纵队司令打电话来,批评我们为什么不前进?

写完,交通信员火速送给旅长。通信员策马驰送,半路上碰见政委李震:李震看了条子,一言不发,揣进了兜里。这个行动非同小可,万一贻误了战机,旅长和政委要一同承担后果,一同受罚。而且,由于私扣命令,对政委的惩罚。将“罪加一等”。

李震心里很清楚,但他决意与旅长祸福同担。在这关键时刻,丝毫不能干扰旅长的决心.他深知肖永银的脾气,见到这个条子后,无非有两种可能:火了,照旧“我行我素”;要不,马上执行纵队命令,拉上队伍继续往独山集方向开……这两种情况同样不妙。他想,不如扣而不发,让旅长一心一意指挥打仗。因此,李震命令参谋长,缄口不提杜政委发脾气。

肖永银丝毫不知道“后院起火”。

此时,部队靠近敌人,双方炮仗激烈,炮弹震得旅部所在的小材庄猛烈晃荡。电话兵迅速把线拉到前沿阵地,五十三团团长对着活筒叫道:

“旅长,我提个意见,不要轻易下命令攻,怕攻不下……”

“好吧,那你就先看住他!”团长的意见是正确的,双方力量过于悬殊。打个比方,如蚂蚁和大象之比。国民党的整编师,相当于一个军的兵力,拿一个旅去攻两个军,怎么能攻得动呢?可是,两个军挤在一个镇子里,这镇子有多大:怎么能放得下?搞不好,怕是要人堆人了!肖永银抽着烟。看着地图沉思,越想越觉得这仗有打头,他叫来侦察员:

“去,你给我找几个老乡,最好是老头。”不大工夫,几个六老八十的老汉弯腰驼背地走了进来,肖永银招呼他们坐下。

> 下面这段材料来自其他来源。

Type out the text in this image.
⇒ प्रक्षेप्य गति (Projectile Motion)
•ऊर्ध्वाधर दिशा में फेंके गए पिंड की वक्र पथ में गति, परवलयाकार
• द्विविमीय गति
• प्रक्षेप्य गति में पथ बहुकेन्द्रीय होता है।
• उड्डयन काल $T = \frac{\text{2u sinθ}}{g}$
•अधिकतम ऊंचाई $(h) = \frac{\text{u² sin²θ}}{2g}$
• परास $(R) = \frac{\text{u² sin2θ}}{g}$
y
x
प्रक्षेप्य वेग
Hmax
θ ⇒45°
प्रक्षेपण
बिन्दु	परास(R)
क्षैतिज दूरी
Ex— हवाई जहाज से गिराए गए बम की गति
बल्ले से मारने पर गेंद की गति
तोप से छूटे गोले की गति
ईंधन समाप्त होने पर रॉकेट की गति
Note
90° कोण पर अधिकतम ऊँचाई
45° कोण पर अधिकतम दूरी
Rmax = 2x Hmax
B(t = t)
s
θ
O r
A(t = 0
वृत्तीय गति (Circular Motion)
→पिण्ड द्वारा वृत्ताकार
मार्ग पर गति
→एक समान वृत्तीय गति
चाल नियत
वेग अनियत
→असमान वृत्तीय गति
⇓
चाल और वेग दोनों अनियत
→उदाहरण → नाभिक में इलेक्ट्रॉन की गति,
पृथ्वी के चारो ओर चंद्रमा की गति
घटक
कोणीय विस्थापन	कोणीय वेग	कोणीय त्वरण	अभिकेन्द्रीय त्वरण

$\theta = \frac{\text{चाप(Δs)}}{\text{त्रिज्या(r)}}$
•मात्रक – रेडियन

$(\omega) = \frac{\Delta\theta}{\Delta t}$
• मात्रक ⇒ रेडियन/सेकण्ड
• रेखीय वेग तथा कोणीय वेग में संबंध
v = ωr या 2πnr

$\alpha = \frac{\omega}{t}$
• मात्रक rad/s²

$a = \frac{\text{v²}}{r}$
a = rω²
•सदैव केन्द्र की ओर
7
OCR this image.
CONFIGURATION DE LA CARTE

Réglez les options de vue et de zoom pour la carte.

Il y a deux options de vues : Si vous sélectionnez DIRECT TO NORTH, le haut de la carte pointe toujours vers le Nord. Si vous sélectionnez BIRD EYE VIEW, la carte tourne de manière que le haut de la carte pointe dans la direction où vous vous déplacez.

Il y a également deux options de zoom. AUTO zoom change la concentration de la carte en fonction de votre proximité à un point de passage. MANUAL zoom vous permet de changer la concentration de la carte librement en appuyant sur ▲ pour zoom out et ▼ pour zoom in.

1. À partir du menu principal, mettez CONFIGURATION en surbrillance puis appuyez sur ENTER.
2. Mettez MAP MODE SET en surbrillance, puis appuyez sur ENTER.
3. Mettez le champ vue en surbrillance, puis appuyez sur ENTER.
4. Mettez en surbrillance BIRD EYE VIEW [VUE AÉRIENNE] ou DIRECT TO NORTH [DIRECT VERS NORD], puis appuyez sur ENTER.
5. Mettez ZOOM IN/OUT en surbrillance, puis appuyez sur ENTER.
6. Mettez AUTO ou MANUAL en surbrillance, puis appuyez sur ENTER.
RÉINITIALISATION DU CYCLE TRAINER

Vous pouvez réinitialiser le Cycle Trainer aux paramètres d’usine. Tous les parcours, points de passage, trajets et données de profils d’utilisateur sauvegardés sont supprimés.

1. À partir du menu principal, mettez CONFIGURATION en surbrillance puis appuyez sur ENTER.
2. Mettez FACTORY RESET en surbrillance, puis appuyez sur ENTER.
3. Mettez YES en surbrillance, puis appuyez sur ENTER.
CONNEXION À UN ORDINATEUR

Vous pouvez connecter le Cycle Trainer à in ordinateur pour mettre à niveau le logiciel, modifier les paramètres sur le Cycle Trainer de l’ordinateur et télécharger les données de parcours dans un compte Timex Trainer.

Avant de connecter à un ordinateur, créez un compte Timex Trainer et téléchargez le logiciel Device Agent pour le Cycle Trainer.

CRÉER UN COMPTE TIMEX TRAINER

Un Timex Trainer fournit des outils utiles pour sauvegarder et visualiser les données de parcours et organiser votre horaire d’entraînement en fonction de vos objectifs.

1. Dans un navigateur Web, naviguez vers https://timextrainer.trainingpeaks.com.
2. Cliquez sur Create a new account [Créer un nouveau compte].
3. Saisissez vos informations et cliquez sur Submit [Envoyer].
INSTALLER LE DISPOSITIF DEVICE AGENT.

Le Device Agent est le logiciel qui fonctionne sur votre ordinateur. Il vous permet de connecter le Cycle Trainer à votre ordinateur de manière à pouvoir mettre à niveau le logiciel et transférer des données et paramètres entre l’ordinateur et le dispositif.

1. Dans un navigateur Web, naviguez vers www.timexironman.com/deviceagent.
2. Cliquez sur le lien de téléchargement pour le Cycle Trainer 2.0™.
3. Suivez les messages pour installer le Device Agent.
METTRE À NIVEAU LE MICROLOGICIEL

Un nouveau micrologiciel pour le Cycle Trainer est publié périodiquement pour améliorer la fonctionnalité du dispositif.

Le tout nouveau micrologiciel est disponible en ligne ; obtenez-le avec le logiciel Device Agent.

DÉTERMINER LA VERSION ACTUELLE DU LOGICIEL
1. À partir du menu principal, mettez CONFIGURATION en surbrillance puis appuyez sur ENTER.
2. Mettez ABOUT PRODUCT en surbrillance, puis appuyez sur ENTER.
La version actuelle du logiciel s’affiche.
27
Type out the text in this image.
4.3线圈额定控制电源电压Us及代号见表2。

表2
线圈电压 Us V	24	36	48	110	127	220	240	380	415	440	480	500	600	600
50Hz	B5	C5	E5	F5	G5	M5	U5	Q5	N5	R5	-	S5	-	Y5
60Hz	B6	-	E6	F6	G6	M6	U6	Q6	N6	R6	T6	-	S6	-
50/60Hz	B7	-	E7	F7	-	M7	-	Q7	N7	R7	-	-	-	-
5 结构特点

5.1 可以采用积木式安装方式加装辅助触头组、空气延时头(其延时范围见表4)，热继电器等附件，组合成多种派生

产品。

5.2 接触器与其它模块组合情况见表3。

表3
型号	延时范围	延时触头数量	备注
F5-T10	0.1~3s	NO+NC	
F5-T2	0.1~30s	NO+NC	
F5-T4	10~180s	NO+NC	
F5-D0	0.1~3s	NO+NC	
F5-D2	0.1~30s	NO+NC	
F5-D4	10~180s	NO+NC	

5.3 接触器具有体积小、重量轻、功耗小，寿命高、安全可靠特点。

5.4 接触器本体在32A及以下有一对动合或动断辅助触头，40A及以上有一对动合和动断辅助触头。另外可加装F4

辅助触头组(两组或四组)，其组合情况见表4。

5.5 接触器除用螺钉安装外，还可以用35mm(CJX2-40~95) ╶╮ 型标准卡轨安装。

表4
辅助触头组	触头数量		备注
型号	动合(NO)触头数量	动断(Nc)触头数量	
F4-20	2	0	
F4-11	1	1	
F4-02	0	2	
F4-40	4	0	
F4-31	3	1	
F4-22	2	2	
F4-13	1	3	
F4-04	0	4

“老乡啊,你们看,这个六营集大概有多少户人家?”老汉们叭哒着旱烟锅,这个说,“大概是二百户。”那个说,“大概是四百户,”另一个反驳说:“没有那么多吧?我看顶多三百户。”几个老汉七扯八扯,后来脑袋凑在一起,很认真地扳着指头合计了一番,最后一致同意:六营集的“户籍统计”数字为三百户。

“好,你们再看看,这六营集。大概有几口水井哇?”老汉们又是一番热烈讨论,其认真和专注的神情绝不亚于参加一次“苏维埃会议”,有说“一口并”的,有说“两口井”的,一个花白胡须的老汉大概学过一点“模糊科学”,带着肯定的神气说:“多者四个,少者三个”……“代表们”议论一番,最后取得一致意见:六营集的“水井统计”数字为二至三口。